Admittedly, Vertical AI vs. SaaS is hard to disambiguate in many cases. Euclid subjectively evaluated detailed company descriptions (from Pitchbook and website) to understand how it positioned itself, noting specific mentions of AI, LLMs, and related terms vs. explicit mention of SaaS. Many middle-ground startups were evaluated manually.
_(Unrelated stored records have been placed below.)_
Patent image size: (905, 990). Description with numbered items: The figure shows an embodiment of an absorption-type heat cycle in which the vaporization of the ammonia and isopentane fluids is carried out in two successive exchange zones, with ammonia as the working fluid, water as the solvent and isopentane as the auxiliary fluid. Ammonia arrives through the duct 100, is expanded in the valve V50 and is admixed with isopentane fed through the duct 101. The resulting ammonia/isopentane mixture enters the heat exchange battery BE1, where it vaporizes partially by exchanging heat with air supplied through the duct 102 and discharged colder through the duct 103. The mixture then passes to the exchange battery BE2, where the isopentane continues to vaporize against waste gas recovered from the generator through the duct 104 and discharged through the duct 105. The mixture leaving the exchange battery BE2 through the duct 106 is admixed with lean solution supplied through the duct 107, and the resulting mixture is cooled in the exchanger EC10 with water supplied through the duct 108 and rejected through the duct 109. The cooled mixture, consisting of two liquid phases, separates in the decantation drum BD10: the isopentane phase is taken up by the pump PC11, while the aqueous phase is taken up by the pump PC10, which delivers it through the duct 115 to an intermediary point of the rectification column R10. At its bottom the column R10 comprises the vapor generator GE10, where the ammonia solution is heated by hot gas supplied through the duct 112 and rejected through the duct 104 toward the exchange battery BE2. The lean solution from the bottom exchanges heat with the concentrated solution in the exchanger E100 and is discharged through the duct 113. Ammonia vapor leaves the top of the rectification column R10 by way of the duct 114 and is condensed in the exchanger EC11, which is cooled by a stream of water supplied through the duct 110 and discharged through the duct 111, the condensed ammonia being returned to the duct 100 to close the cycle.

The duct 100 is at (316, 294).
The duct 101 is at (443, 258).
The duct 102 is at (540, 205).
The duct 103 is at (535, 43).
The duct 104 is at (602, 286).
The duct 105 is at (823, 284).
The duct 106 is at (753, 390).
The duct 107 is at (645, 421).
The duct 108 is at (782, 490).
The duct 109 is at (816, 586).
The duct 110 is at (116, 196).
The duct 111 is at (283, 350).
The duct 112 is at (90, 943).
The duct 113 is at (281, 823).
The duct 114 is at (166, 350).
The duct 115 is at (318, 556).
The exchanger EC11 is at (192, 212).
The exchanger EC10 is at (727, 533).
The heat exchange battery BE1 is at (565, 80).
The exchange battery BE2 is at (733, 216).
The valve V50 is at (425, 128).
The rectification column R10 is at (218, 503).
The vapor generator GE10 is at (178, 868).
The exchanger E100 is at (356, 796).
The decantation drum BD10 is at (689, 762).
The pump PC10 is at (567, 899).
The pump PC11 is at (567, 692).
VC quality is, of course, subjective, and should be considered to be mostly reflective of brand perception. To compose the “VC Score” used here, the Euclid team scored the top several hundred venture firms according to our own perspective, assigning each either 1 (the baseline which all funds receive), 1.25 or 1.50. For each additional VC above baseline on a cap table, the startup received an additional bonus, resulting in scores ranging 1-4. The highest score was Periodic Labs, which brought together Accel, BCV, a16z, Elad Gil, Felicis, DST, Eric Schmidt, and Jeff Bezos into a single $300M round. This does inherently bias toward larger / later-stage rounds, which have room for more large-check syndicate members generally. So take it with a grain of salt. Investor brand is not synonymous with investor quality but there is directional value in the data.
We cannot use median VC scores due to the prevalence of “baseline” VC Scores (only a few hundred top VCs yield score bonuses >1). The mean, therefore, understates true advantage.
More specifically, those who landed $15M+ raises in 2025.